Post-dance (quella per chi ha paura di ballare ma che nonostante ciò osa farlo) vs. shoegaze ambient (quella per chi è più introverso e riflessivo)! Comunque non è importante come definiamo la nostra musica, ma come la facciamo e la sentiamo. Quindi avviso a chi legge: non prendete seriamente queste etichette di comodo ma fatevi la vostra opinione che non deve però essere necessariamente etichettata…

Con “Dying In Time” avete raggiunto una definizione molto precisa del vostro stile: pensate di aver toccato il vostro massimo?
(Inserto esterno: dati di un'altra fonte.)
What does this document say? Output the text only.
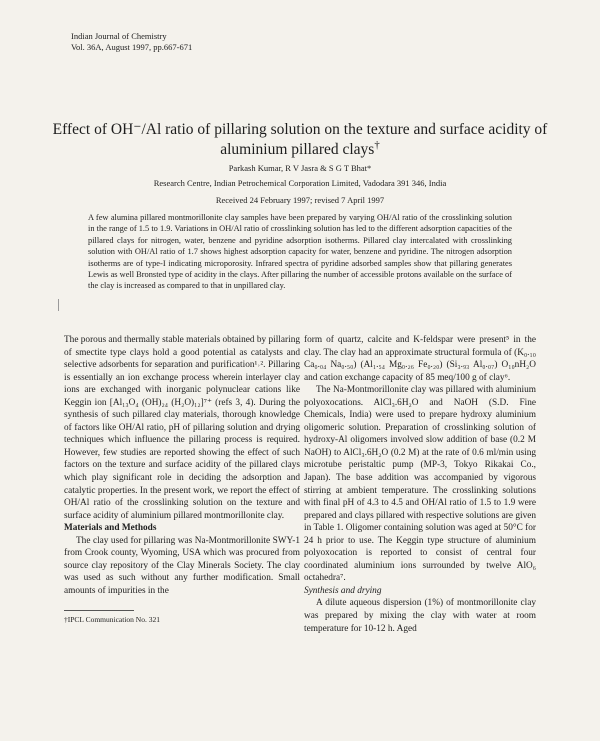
Indian Journal of Chemistry
Vol. 36A, August 1997, pp.667-671
Effect of OH⁻/Al ratio of pillaring solution on the texture and surface acidity of
aluminium pillared clays†
Parkash Kumar, R V Jasra & S G T Bhat*
Research Centre, Indian Petrochemical Corporation Limited, Vadodara 391 346, India
Received 24 February 1997; revised 7 April 1997
A few alumina pillared montmorillonite clay samples have been prepared by varying OH/Al ratio of the crosslinking solution in the range of 1.5 to 1.9. Variations in OH/Al ratio of crosslinking solution has led to the different adsorption capacities of the pillared clays for nitrogen, water, benzene and pyridine adsorption isotherms. Pillared clay intercalated with crosslinking solution with OH/Al ratio of 1.7 shows highest adsorption capacity for water, benzene and pyridine. The nitrogen adsorption isotherms are of type-I indicating microporosity. Infrared spectra of pyridine adsorbed samples show that pillaring generates Lewis as well Bronsted type of acidity in the clays. After pillaring the number of accessible protons available on the surface of the clay is increased as compared to that in unpillared clay.

The porous and thermally stable materials obtained by pillaring of smectite type clays hold a good potential as catalysts and selective adsorbents for separation and purification¹˒². Pillaring is essentially an ion exchange process wherein interlayer clay ions are exchanged with inorganic polynuclear cations like Keggin ion [Al₁₃O₄ (OH)₂₄ (H₂O)₁₂]⁷⁺ (refs 3, 4). During the synthesis of such pillared clay materials, thorough knowledge of factors like OH/Al ratio, pH of pillaring solution and drying techniques which influence the pillaring process is required. However, few studies are reported showing the effect of such factors on the texture and surface acidity of the pillared clays which play significant role in deciding the adsorption and catalytic properties. In the present work, we report the effect of OH/Al ratio of the crosslinking solution on the texture and surface acidity of aluminium pillared montmorillonite clay.

Materials and Methods

The clay used for pillaring was Na-Montmorillonite SWY-1 from Crook county, Wyoming, USA which was procured from source clay repository of the Clay Minerals Society. The clay was used as such without any further modification. Small amounts of impurities in the

†IPCL Communication No. 321

form of quartz, calcite and K-feldspar were present⁵ in the clay. The clay had an approximate structural formula of (K₀.₁₀ Ca₀.₀₄ Na₀.₅₀) (Al₁.₅₄ Mg₀.₂₆ Fe₀.₂₀) (Si₃.₉₃ Al₀.₀₇) O₁₀nH₂O and cation exchange capacity of 85 meq/100 g of clay⁶.

The Na-Montmorillonite clay was pillared with aluminium polyoxocations. AlCl₃.6H₂O and NaOH (S.D. Fine Chemicals, India) were used to prepare hydroxy aluminium oligomeric solution. Preparation of crosslinking solution of hydroxy-Al oligomers involved slow addition of base (0.2 M NaOH) to AlCl₃.6H₂O (0.2 M) at the rate of 0.6 ml/min using microtube peristaltic pump (MP-3, Tokyo Rikakai Co., Japan). The base addition was accompanied by vigorous stirring at ambient temperature. The crosslinking solutions with final pH of 4.3 to 4.5 and OH/Al ratio of 1.5 to 1.9 were prepared and clays pillared with respective solutions are given in Table 1. Oligomer containing solution was aged at 50°C for 24 h prior to use. The Keggin type structure of aluminium polyoxocation is reported to consist of central four coordinated aluminium ions surrounded by twelve AlO₆ octahedra⁷.

Synthesis and drying

A dilute aqueous dispersion (1%) of montmorillonite clay was prepared by mixing the clay with water at room temperature for 10-12 h. Aged
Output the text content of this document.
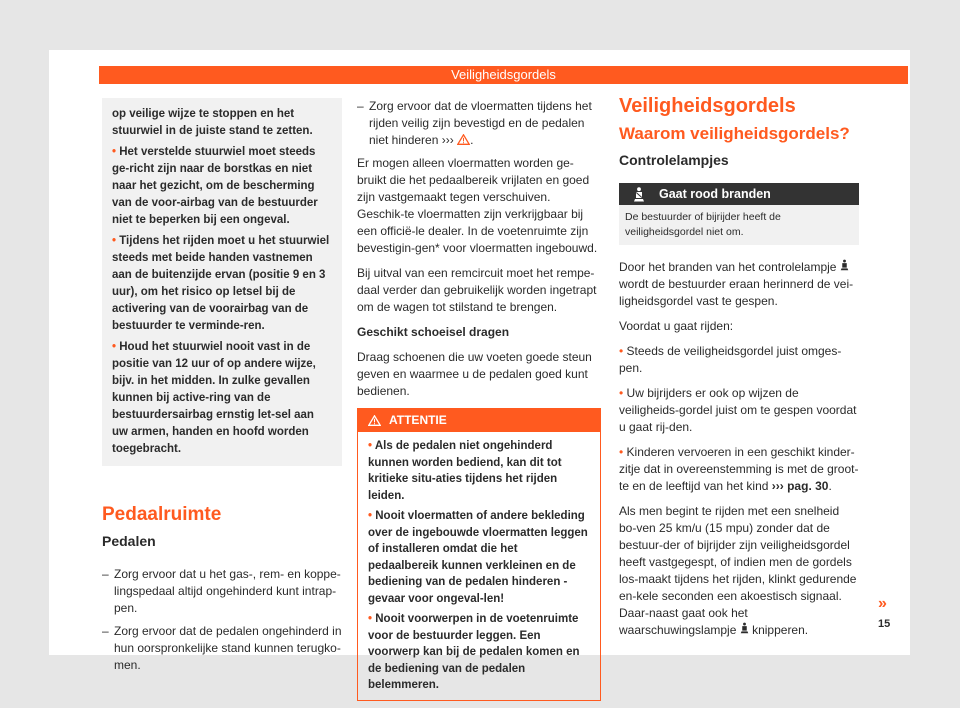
Veiligheidsgordels

op veilige wijze te stoppen en het stuurwiel in de juiste stand te zetten.

• Het verstelde stuurwiel moet steeds ge-richt zijn naar de borstkas en niet naar het gezicht, om de bescherming van de voor-airbag van de bestuurder niet te beperken bij een ongeval.

• Tijdens het rijden moet u het stuurwiel steeds met beide handen vastnemen aan de buitenzijde ervan (positie 9 en 3 uur), om het risico op letsel bij de activering van de voorairbag van de bestuurder te verminde-ren.

• Houd het stuurwiel nooit vast in de positie van 12 uur of op andere wijze, bijv. in het midden. In zulke gevallen kunnen bij active-ring van de bestuurdersairbag ernstig let-sel aan uw armen, handen en hoofd worden toegebracht.

Pedaalruimte
Pedalen
– Zorg ervoor dat u het gas-, rem- en koppe-lingspedaal altijd ongehinderd kunt intrap-pen.
– Zorg ervoor dat de pedalen ongehinderd in hun oorspronkelijke stand kunnen terugko-men.
– Zorg ervoor dat de vloermatten tijdens het rijden veilig zijn bevestigd en de pedalen niet hinderen ››› .

Er mogen alleen vloermatten worden ge-bruikt die het pedaalbereik vrijlaten en goed zijn vastgemaakt tegen verschuiven. Geschik-te vloermatten zijn verkrijgbaar bij een officië-le dealer. In de voetenruimte zijn bevestigin-gen* voor vloermatten ingebouwd.

Bij uitval van een remcircuit moet het rempe-daal verder dan gebruikelijk worden ingetrapt om de wagen tot stilstand te brengen.

Geschikt schoeisel dragen

Draag schoenen die uw voeten goede steun geven en waarmee u de pedalen goed kunt bedienen.

ATTENTIE

• Als de pedalen niet ongehinderd kunnen worden bediend, kan dit tot kritieke situ-aties tijdens het rijden leiden.

• Nooit vloermatten of andere bekleding over de ingebouwde vloermatten leggen of installeren omdat die het pedaalbereik kunnen verkleinen en de bediening van de pedalen hinderen - gevaar voor ongeval-len!

• Nooit voorwerpen in de voetenruimte voor de bestuurder leggen. Een voorwerp kan bij de pedalen komen en de bediening van de pedalen belemmeren.

Veiligheidsgordels
Waarom veiligheidsgordels?
Controlelampjes
Gaat rood branden
De bestuurder of bijrijder heeft de veiligheidsgordel niet om.

Door het branden van het controlelampje  wordt de bestuurder eraan herinnerd de vei-ligheidsgordel vast te gespen.

Voordat u gaat rijden:

• Steeds de veiligheidsgordel juist omges-pen.

• Uw bijrijders er ook op wijzen de veiligheids-gordel juist om te gespen voordat u gaat rij-den.

• Kinderen vervoeren in een geschikt kinder-zitje dat in overeenstemming is met de groot-te en de leeftijd van het kind ››› pag. 30.

Als men begint te rijden met een snelheid bo-ven 25 km/u (15 mpu) zonder dat de bestuur-der of bijrijder zijn veiligheidsgordel heeft vastgegespt, of indien men de gordels los-maakt tijdens het rijden, klinkt gedurende en-kele seconden een akoestisch signaal. Daar-naast gaat ook het waarschuwingslampje knipperen.

»
15
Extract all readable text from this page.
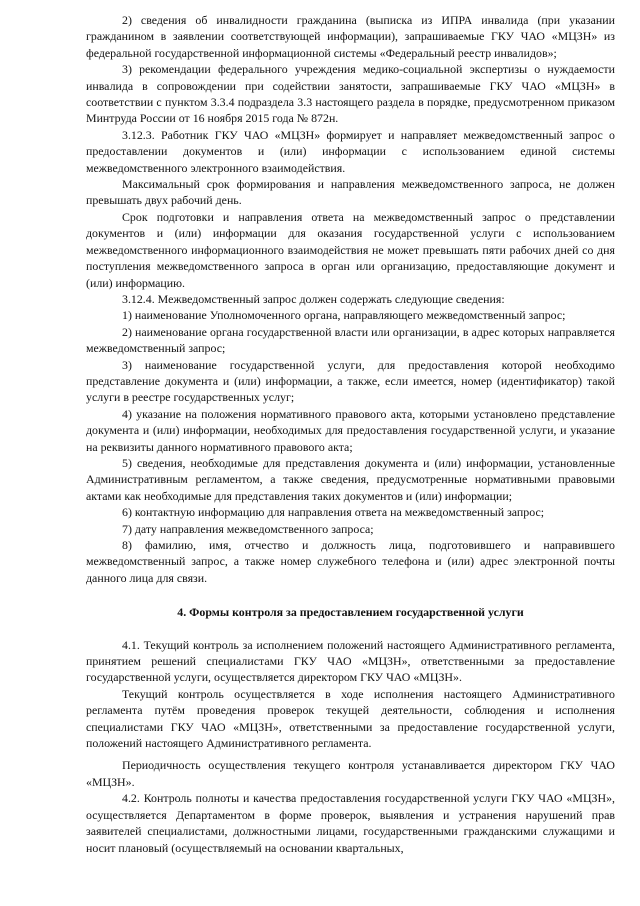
2) сведения об инвалидности гражданина (выписка из ИПРА инвалида (при указании гражданином в заявлении соответствующей информации), запрашиваемые ГКУ ЧАО «МЦЗН» из федеральной государственной информационной системы «Федеральный реестр инвалидов»;

3) рекомендации федерального учреждения медико-социальной экспертизы о нуждаемости инвалида в сопровождении при содействии занятости, запрашиваемые ГКУ ЧАО «МЦЗН» в соответствии с пунктом 3.3.4 подраздела 3.3 настоящего раздела в порядке, предусмотренном приказом Минтруда России от 16 ноября 2015 года № 872н.

3.12.3. Работник ГКУ ЧАО «МЦЗН» формирует и направляет межведомственный запрос о предоставлении документов и (или) информации с использованием единой системы межведомственного электронного взаимодействия.

Максимальный срок формирования и направления межведомственного запроса, не должен превышать двух рабочий день.

Срок подготовки и направления ответа на межведомственный запрос о представлении документов и (или) информации для оказания государственной услуги с использованием межведомственного информационного взаимодействия не может превышать пяти рабочих дней со дня поступления межведомственного запроса в орган или организацию, предоставляющие документ и (или) информацию.

3.12.4. Межведомственный запрос должен содержать следующие сведения:

1) наименование Уполномоченного органа, направляющего межведомственный запрос;

2) наименование органа государственной власти или организации, в адрес которых направляется межведомственный запрос;

3) наименование государственной услуги, для предоставления которой необходимо представление документа и (или) информации, а также, если имеется, номер (идентификатор) такой услуги в реестре государственных услуг;

4) указание на положения нормативного правового акта, которыми установлено представление документа и (или) информации, необходимых для предоставления государственной услуги, и указание на реквизиты данного нормативного правового акта;

5) сведения, необходимые для представления документа и (или) информации, установленные Административным регламентом, а также сведения, предусмотренные нормативными правовыми актами как необходимые для представления таких документов и (или) информации;

6) контактную информацию для направления ответа на межведомственный запрос;

7) дату направления межведомственного запроса;

8) фамилию, имя, отчество и должность лица, подготовившего и направившего межведомственный запрос, а также номер служебного телефона и (или) адрес электронной почты данного лица для связи.

4. Формы контроля за предоставлением государственной услуги

4.1. Текущий контроль за исполнением положений настоящего Административного регламента, принятием решений специалистами ГКУ ЧАО «МЦЗН», ответственными за предоставление государственной услуги, осуществляется директором ГКУ ЧАО «МЦЗН».

Текущий контроль осуществляется в ходе исполнения настоящего Административного регламента путём проведения проверок текущей деятельности, соблюдения и исполнения специалистами ГКУ ЧАО «МЦЗН», ответственными за предоставление государственной услуги, положений настоящего Административного регламента.

Периодичность осуществления текущего контроля устанавливается директором ГКУ ЧАО «МЦЗН».

4.2. Контроль полноты и качества предоставления государственной услуги ГКУ ЧАО «МЦЗН», осуществляется Департаментом в форме проверок, выявления и устранения нарушений прав заявителей специалистами, должностными лицами, государственными гражданскими служащими и носит плановый (осуществляемый на основании квартальных,
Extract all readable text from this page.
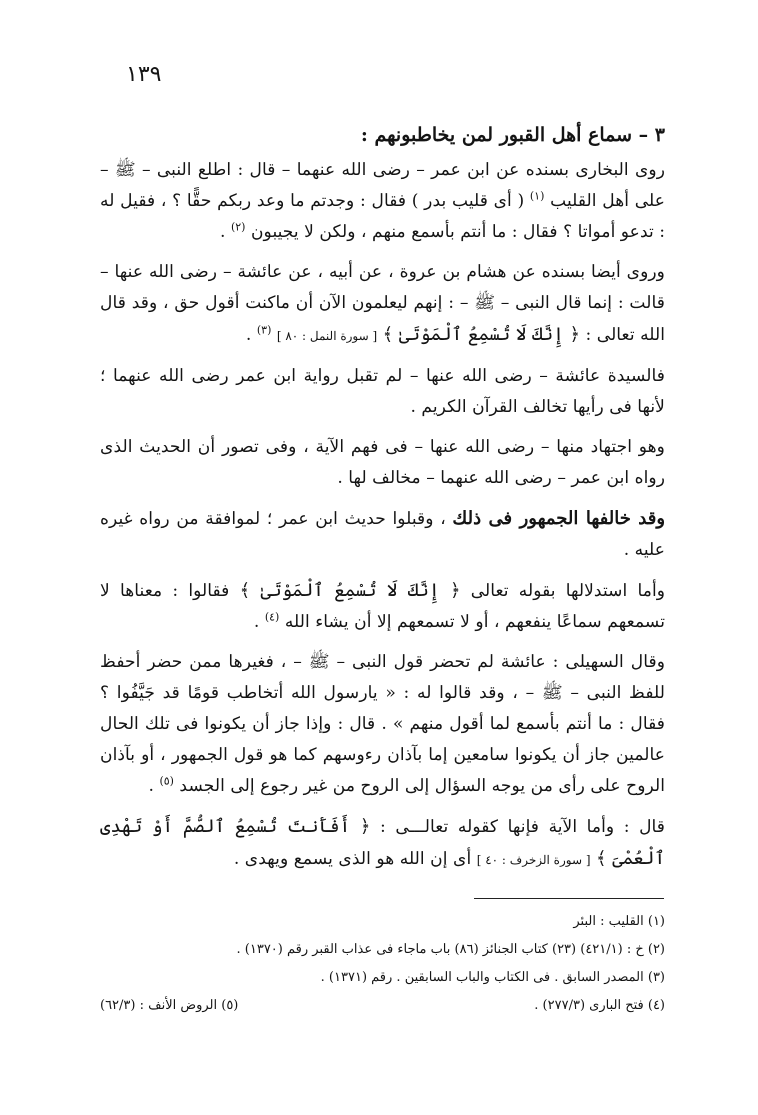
١٣٩

٣ – سماع أهل القبور لمن يخاطبونهم :

روى البخارى بسنده عن ابن عمر – رضى الله عنهما – قال : اطلع النبى – ﷺ – على أهل القليب $^{(١)}$ ( أى قليب بدر ) فقال : وجدتم ما وعد ربكم حقًّا ؟ ، فقيل له : تدعو أمواتا ؟ فقال : ما أنتم بأسمع منهم ، ولكن لا يجيبون $^{(٢)}$ .

وروى أيضا بسنده عن هشام بن عروة ، عن أبيه ، عن عائشة – رضى الله عنها – قالت : إنما قال النبى – ﷺ – : إنهم ليعلمون الآن أن ماكنت أقول حق ، وقد قال الله تعالى : ﴿ إِنَّكَ لَا تُسْمِعُ ٱلْمَوْتَىٰ ﴾ [ سورة النمل : ٨٠ ] $^{(٣)}$ .

فالسيدة عائشة – رضى الله عنها – لم تقبل رواية ابن عمر رضى الله عنهما ؛ لأنها فى رأيها تخالف القرآن الكريم .

وهو اجتهاد منها – رضى الله عنها – فى فهم الآية ، وفى تصور أن الحديث الذى رواه ابن عمر – رضى الله عنهما – مخالف لها .

وقد خالفها الجمهور فى ذلك ، وقبلوا حديث ابن عمر ؛ لموافقة من رواه غيره عليه .

وأما استدلالها بقوله تعالى ﴿ إِنَّكَ لَا تُسْمِعُ ٱلْمَوْتَىٰ ﴾ فقالوا : معناها لا تسمعهم سماعًا ينفعهم ، أو لا تسمعهم إلا أن يشاء الله $^{(٤)}$ .

وقال السهيلى : عائشة لم تحضر قول النبى – ﷺ – ، فغيرها ممن حضر أحفظ للفظ النبى – ﷺ – ، وقد قالوا له : « يارسول الله أتخاطب قومًا قد جَيَّفُوا ؟ فقال : ما أنتم بأسمع لما أقول منهم » . قال : وإذا جاز أن يكونوا فى تلك الحال عالمين جاز أن يكونوا سامعين إما بآذان رءوسهم كما هو قول الجمهور ، أو بآذان الروح على رأى من يوجه السؤال إلى الروح من غير رجوع إلى الجسد $^{(٥)}$ .

قال : وأما الآية فإنها كقوله تعالـــى : ﴿ أَفَأَنتَ تُسْمِعُ ٱلصُّمَّ أَوْ تَهْدِى ٱلْعُمْىَ ﴾ [ سورة الزخرف : ٤٠ ] أى إن الله هو الذى يسمع ويهدى .

(١) القليب : البئر

(٢) خ : (٤٢١/١) (٢٣) كتاب الجنائز (٨٦) باب ماجاء فى عذاب القبر رقم (١٣٧٠) .

(٣) المصدر السابق . فى الكتاب والباب السابقين . رقم (١٣٧١) .

(٤) فتح البارى (٢٧٧/٣) .
(٥) الروض الأنف : (٦٢/٣)
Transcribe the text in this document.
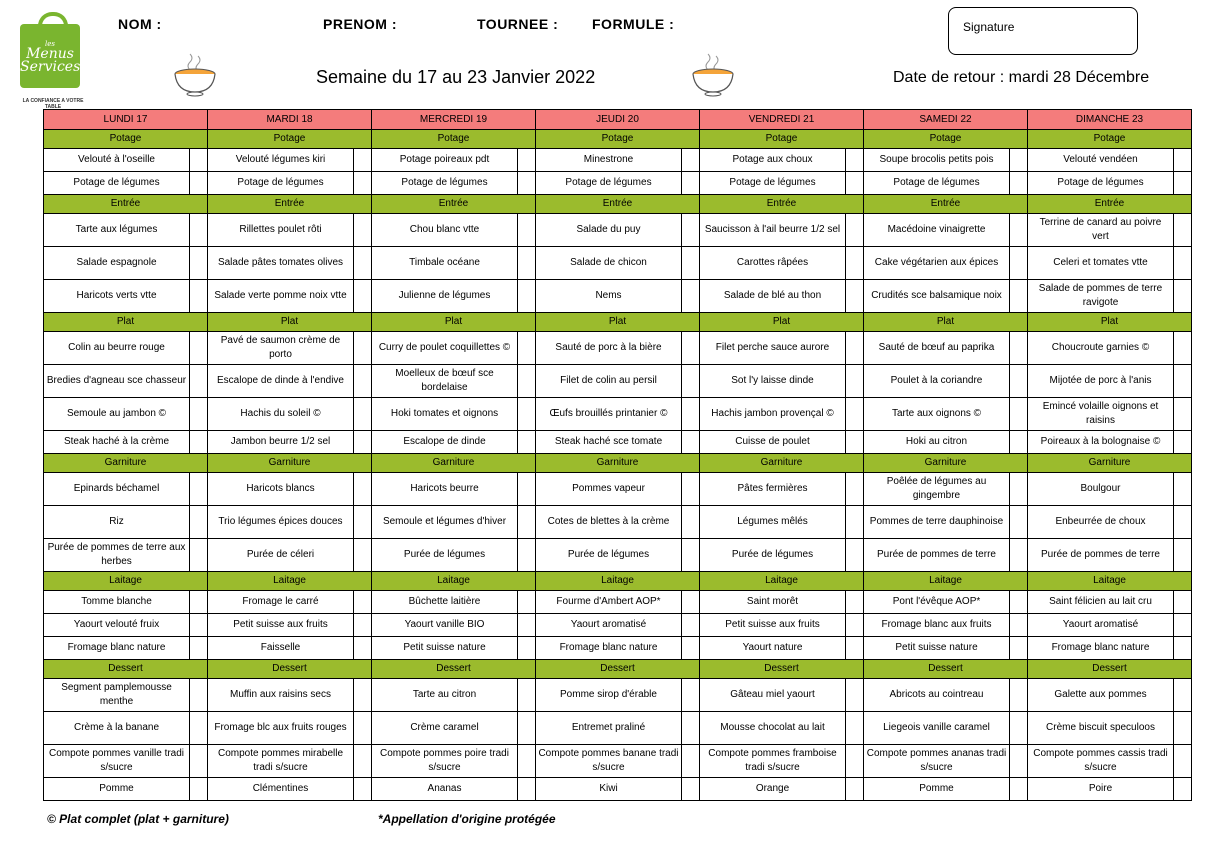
les
Menus Services
LA CONFIANCE A VOTRE TABLE
NOM :	PRENOM :	TOURNEE : FORMULE :	Signature
Semaine du 17 au 23 Janvier 2022	Date de retour : mardi 28 Décembre
LUNDI 17		MARDI 18		MERCREDI 19		JEUDI 20		VENDREDI 21		SAMEDI 22		DIMANCHE 23	
Potage		Potage		Potage		Potage		Potage		Potage		Potage	
Velouté à l'oseille		Velouté légumes kiri		Potage poireaux pdt		Minestrone		Potage aux choux		Soupe brocolis petits pois		Velouté vendéen	
Potage de légumes		Potage de légumes		Potage de légumes		Potage de légumes		Potage de légumes		Potage de légumes		Potage de légumes	
Entrée		Entrée		Entrée		Entrée		Entrée		Entrée		Entrée	
Tarte aux légumes		Rillettes poulet rôti		Chou blanc vtte		Salade du puy		Saucisson à l'ail beurre 1/2 sel		Macédoine vinaigrette		Terrine de canard au poivre vert	
Salade espagnole		Salade pâtes tomates olives		Timbale océane		Salade de chicon		Carottes râpées		Cake végétarien aux épices		Celeri et tomates vtte	
Haricots verts vtte		Salade verte pomme noix vtte		Julienne de légumes		Nems		Salade de blé au thon		Crudités sce balsamique noix		Salade de pommes de terre ravigote	
Plat		Plat		Plat		Plat		Plat		Plat		Plat	
Colin au beurre rouge		Pavé de saumon crème de porto		Curry de poulet coquillettes ©		Sauté de porc à la bière		Filet perche sauce aurore		Sauté de bœuf au paprika		Choucroute garnies ©	
Bredies d'agneau sce chasseur		Escalope de dinde à l'endive		Moelleux de bœuf sce bordelaise		Filet de colin au persil		Sot l'y laisse dinde		Poulet à la coriandre		Mijotée de porc à l'anis	
Semoule au jambon ©		Hachis du soleil ©		Hoki tomates et oignons		Œufs brouillés printanier ©		Hachis jambon provençal ©		Tarte aux oignons ©		Emincé volaille oignons et raisins	
Steak haché à la crème		Jambon beurre 1/2 sel		Escalope de dinde		Steak haché sce tomate		Cuisse de poulet		Hoki au citron		Poireaux à la bolognaise ©	
Garniture		Garniture		Garniture		Garniture		Garniture		Garniture		Garniture	
Epinards béchamel		Haricots blancs		Haricots beurre		Pommes vapeur		Pâtes fermières		Poêlée de légumes au gingembre		Boulgour	
Riz		Trio légumes épices douces		Semoule et légumes d'hiver		Cotes de blettes à la crème		Légumes mêlés		Pommes de terre dauphinoise		Enbeurrée de choux	
Purée de pommes de terre aux herbes		Purée de céleri		Purée de légumes		Purée de légumes		Purée de légumes		Purée de pommes de terre		Purée de pommes de terre	
Laitage		Laitage		Laitage		Laitage		Laitage		Laitage		Laitage	
Tomme blanche		Fromage le carré		Bûchette laitière		Fourme d'Ambert AOP*		Saint morêt		Pont l'évêque AOP*		Saint félicien au lait cru	
Yaourt velouté fruix		Petit suisse aux fruits		Yaourt vanille BIO		Yaourt aromatisé		Petit suisse aux fruits		Fromage blanc aux fruits		Yaourt aromatisé	
Fromage blanc nature		Faisselle		Petit suisse nature		Fromage blanc nature		Yaourt nature		Petit suisse nature		Fromage blanc nature	
Dessert		Dessert		Dessert		Dessert		Dessert		Dessert		Dessert	
Segment pamplemousse menthe		Muffin aux raisins secs		Tarte au citron		Pomme sirop d'érable		Gâteau miel yaourt		Abricots au cointreau		Galette aux pommes	
Crème à la banane		Fromage blc aux fruits rouges		Crème caramel		Entremet praliné		Mousse chocolat au lait		Liegeois vanille caramel		Crème biscuit speculoos	
Compote pommes vanille tradi s/sucre		Compote pommes mirabelle tradi s/sucre		Compote pommes poire tradi s/sucre		Compote pommes banane tradi s/sucre		Compote pommes framboise tradi s/sucre		Compote pommes ananas tradi s/sucre		Compote pommes cassis tradi s/sucre	
Pomme		Clémentines		Ananas		Kiwi		Orange		Pomme		Poire	
© Plat complet (plat + garniture)	*Appellation d'origine protégée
Il massimo non si raggiunge mai per definizione, però la tua notazione ha una componente di verità, almeno per come viviamo noi dall’interno il percorso artistico fatto in questi anni: con “Dying In Time” abbiamo portato, come dire, alle estreme conseguenze un po’ tutti i linguaggi che ci sono appartenuti finora… Inoltre è un album con cui ci siamo spinti anche verso nuovi territori; è quindi il nostro disco più ambizioso, complesso, lavorato, pur ritenendo però in un certo senso ogni nostro lavoro il migliore (tra loro ovviamente non in rapporto a tutta la musica!) che abbiamo mai fatto.

Immagino stiate già pensando a nuova musica e alle vostre prossime pubblicazioni: dove vanno adesso i Port-Royal?
Domanda da un milione di euro! A parte il discorso relativo a un paio di uscite di “transizione” previste nel 2010 con materiale già più o meno pronto, è, in effetti, proprio questo il periodo in cui dobbiamo iniziare a ragionare sul nuovo corso per il quarto album. Non parliamo di nuovo corso casualmente: si tratterà di individuare direzioni altre, in grado di fornirci nuovi stimoli per andare oltre i risultati cui siamo giunti con “Dying In Time”, il quale ha rappresentato, per certi versi (come si è provato a spiegare anche in questa intervista), un po’ la chiusura di un ciclo. Cercheremo, in particolare, sia un nuovo modus operandi, un diverso approccio alla registrazione, cioé sia un nuovo modo di vivere la sostanza della composizione. Ma non vogliamo neppure snaturarci e tagliare i ponti col passato. È quindi difficile. Non è possibile ora prevedere quello che sarà; si spera che tutto venga in modo istintivo, anche se in certa misura sarà necessario operare scelte di campo fatte a tavolino.